Baby Solo has always been interested in taking care of people, but when covid interrupted her college experience, she realized taking a smaller step at a trade school might benefit her in the long run.
In Iowa, Baby had graduated high school and gone on to college in her hometown. She was working as a caregiver and was interested in working her way up to a hospital.
“I love taking care of other people,” she said. “I was going to school for nursing but covid hit and I got unmotivated.”
Just as she decided to step back from nursing school, Baby’s husband was transferred to another state and Baby decided to move with him. It was the fresh start she needed to get back into her education, but at a pace she was more comfortable with.
“I thought, ‘Let me take a step back and do a little step in between,’ ” she said. “I decided to go for medical assisting because I felt like it was an easier step to take but would also let me take another step toward becoming a nurse. I just wanted to start a little bit slower.”
“It was a different culture than I was used to,” she said. “I did go to college for a little bit, and I was familiar with things there. California was very different because I knew no one. Everything at the nursing school was very fast paced. It was very either you learn it now or you don’t learn it at all. At UEI, even though it was only eight months, we took our time to learn things. I felt like it was much easier to learn than the nursing school.”
Baby learned quickly that studying in a silo like she had been doing in nursing school would not work at UEI. There, everyone worked collaboratively and learned together.
“It definitely got me out of my comfort zone,” she said. “It expanded my education and helped me make some friendships that I feel like will last for a long time. I told myself if I want to learn and pass my classes, I have to make friends and ask questions. That was difficult for me to do but I did it.”
That push to be outgoing helped Baby to excel in her program and she was even hired by her externship site.
“She is young, ambitious and has a really bright future,” said Richard Luis, Baby’s instructor. “She is a pleasure to be around. The way she communicates and makes people feel at ease in our labs or when we had patients from other programs come in, she is very engaging and very calming. She had it all.”

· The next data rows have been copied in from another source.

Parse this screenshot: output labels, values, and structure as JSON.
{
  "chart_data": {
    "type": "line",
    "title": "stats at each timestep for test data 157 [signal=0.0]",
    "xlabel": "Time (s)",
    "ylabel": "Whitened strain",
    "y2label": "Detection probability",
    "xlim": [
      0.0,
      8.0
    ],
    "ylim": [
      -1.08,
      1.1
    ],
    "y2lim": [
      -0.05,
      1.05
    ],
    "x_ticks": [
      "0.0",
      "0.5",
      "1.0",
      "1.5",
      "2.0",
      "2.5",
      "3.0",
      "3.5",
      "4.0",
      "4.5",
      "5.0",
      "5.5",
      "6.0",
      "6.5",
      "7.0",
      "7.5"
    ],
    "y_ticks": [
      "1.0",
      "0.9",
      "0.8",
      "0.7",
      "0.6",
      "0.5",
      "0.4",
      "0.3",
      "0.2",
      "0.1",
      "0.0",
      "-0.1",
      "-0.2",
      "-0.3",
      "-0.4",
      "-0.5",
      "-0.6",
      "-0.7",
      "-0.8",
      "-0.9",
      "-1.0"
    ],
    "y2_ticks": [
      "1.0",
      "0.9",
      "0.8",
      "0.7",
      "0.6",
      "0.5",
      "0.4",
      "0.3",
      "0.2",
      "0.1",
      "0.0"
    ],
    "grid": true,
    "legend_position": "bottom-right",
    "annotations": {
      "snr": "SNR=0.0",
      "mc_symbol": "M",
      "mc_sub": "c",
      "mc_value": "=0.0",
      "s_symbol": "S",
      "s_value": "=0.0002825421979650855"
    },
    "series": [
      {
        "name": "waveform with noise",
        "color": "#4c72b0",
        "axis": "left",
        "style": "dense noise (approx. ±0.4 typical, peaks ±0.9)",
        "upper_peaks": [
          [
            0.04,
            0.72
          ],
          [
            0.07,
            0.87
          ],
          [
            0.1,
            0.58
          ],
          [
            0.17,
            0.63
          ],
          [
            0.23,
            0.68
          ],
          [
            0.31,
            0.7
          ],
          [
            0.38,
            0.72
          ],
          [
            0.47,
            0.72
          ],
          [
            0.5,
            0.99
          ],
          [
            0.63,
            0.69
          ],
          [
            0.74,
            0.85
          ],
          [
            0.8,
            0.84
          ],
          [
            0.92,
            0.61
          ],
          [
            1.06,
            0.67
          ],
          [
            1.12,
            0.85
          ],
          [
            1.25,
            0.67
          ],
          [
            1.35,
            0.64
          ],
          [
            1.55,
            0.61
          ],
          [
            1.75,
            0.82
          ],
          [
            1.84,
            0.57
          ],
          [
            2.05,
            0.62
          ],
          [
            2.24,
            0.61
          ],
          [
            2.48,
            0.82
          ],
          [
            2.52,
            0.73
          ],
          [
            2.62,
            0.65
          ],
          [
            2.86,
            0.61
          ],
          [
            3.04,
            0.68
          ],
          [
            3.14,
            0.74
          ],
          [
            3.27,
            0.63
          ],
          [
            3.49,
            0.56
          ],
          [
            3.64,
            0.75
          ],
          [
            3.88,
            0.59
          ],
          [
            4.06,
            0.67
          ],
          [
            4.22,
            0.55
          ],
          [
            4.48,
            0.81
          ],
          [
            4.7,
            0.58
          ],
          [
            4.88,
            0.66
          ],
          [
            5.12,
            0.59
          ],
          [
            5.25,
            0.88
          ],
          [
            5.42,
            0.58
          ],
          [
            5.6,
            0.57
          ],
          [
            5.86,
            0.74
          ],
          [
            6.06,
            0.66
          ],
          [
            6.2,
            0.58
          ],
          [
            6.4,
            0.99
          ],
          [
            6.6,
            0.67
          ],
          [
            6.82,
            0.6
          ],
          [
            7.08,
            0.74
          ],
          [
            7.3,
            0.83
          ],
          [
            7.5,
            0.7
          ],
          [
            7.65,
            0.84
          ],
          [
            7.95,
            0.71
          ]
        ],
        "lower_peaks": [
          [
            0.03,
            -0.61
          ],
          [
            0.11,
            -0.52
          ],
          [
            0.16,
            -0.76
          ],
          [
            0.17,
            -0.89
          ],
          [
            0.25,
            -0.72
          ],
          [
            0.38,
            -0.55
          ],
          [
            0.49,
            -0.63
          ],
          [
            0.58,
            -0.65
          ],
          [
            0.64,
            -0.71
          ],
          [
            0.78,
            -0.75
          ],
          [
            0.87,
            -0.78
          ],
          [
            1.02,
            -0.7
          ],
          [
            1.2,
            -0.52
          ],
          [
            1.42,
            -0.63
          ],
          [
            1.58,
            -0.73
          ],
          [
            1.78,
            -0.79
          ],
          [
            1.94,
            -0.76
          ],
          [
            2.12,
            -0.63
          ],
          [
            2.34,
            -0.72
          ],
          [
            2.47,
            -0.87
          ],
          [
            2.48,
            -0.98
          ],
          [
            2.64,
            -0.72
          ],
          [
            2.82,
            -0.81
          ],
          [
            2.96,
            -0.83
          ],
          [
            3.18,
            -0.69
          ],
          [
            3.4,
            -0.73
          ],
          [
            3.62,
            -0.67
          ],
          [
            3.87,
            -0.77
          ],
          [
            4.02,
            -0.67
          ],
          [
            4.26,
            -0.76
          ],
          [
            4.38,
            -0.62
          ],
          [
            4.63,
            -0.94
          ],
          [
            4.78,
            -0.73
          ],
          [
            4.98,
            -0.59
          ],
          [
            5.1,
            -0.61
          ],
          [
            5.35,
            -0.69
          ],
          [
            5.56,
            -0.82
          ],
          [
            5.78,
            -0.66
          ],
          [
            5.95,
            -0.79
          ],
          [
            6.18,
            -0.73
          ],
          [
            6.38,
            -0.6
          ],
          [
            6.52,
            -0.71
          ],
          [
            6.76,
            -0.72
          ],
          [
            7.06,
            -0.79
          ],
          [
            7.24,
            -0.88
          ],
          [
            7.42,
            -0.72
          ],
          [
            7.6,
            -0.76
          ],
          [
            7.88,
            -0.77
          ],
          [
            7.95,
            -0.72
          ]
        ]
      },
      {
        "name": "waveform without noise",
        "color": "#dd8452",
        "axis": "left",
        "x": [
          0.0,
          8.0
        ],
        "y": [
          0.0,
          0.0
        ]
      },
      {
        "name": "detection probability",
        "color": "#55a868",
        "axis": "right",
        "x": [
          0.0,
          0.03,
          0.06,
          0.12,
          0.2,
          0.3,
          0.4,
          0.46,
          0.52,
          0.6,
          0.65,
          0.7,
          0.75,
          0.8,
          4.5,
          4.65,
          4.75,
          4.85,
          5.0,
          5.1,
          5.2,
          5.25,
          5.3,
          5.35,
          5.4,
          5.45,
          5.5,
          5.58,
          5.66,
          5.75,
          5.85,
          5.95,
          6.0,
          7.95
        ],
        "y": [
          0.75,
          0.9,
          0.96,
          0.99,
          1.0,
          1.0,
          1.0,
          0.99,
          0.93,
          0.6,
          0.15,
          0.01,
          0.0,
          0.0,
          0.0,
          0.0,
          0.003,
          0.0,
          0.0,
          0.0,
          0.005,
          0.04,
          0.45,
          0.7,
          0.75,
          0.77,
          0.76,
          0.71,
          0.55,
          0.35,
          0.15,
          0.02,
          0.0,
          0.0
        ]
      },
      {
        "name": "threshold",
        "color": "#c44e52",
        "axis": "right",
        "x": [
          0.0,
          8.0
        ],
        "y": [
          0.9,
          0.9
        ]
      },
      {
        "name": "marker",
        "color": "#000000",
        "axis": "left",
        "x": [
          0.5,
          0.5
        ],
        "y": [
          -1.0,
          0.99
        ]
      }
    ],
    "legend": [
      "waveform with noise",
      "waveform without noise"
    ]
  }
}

Now that she has more medical knowledge and experience working in the field, Baby feels confident that she can excel in a nursing program. She plans to enroll in the near future.
“I would tell others to take your time,” she said. “Figure out what you want to do before you jump into it. Take little steps. Sometimes the little steps matter. UEI is a place you’ll want to be. The staff are very caring. They take their time to check on you. Even during my externship, someone was constantly texting me to remind me to turn in my hours and get things done. They don’t give up easily on their students.”